An extracellular alpha-glucosidase from the thermophilic archaebacterium Thermococcus strain AN1 was purified 875-fold in five steps (Hiload Q-Sepharose, phenyl Sepharose, HPHT-hydroxyapatite, gel filtration and Mono Q chromatography) with a yield of 4%. It is a monomer with a molecular mass of about 60 kDa and a pI around 5. At 98 degrees C, the purified enzyme in buffer has a half-life around 35 min, which is increased to around 215 min in presence of 1% (w/v) dithiothreitol and 1% (w/v) BSA. Dithiothreitol (1%, w/v) and BSA (0.4%, w/v) also substantially increase the enzyme activity.

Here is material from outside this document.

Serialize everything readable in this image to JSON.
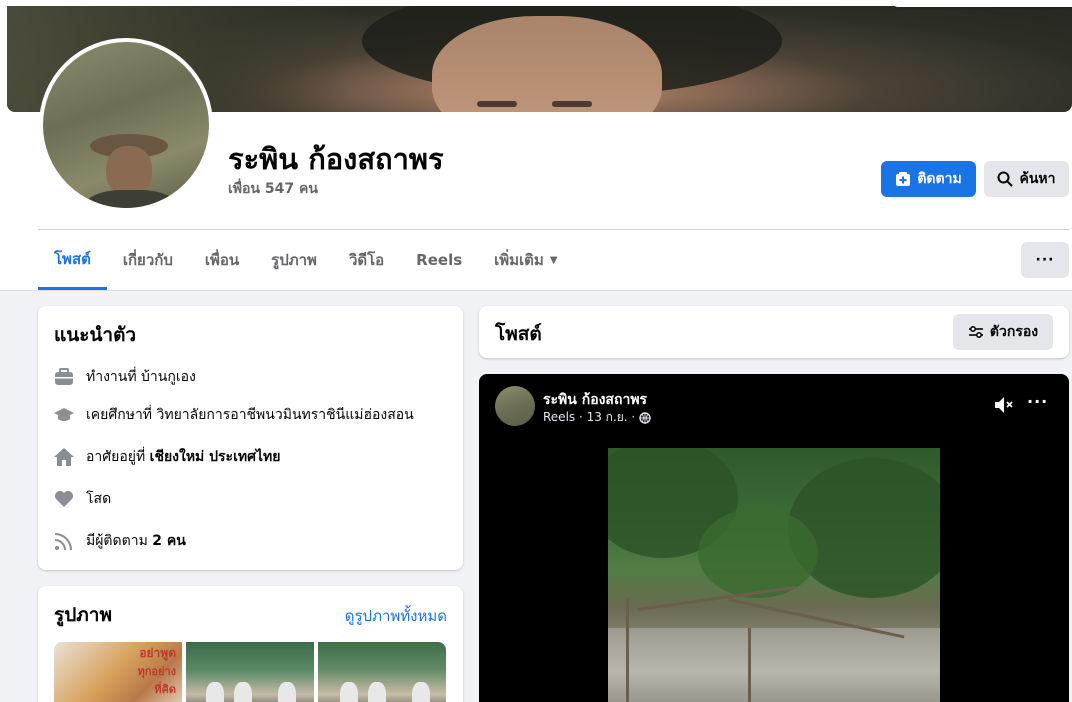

The Km at 75 degrees C is 0.41 mM with pNP-alpha-D-glucopyranoside as substrate. The substrate preference of the enzyme is: pNP-alpha-D-glucoside > nigerose > panose > palatinose > isomaltose > maltose and turanose. No activity was found against starch, pullulan, amylose, maltotriose, maltotetraose, isomaltotriose, cellobiose and beta-gentiobiose. A variety of techniques including immobolization (e.g., on epoxy and glass beads), chemical modification (cross- and cocross-linking) and the use of additives (including polyhydroxylic molecules, BSA, salts, etc.) were applied to enhance stability at temperatures above 100 degrees C. The half-life could be increased from about 4 min at 100 degrees C to 30-60 min at 130 degrees C in presence of 90% (w/v) sorbitol, 1% (w/v) dithiothreitol and 1% (w/v) BSA, and by cross-linking with BSA in the presence of 90% (w/v) sorbitol. The stabilized enzyme showed good activity at 130 degrees C.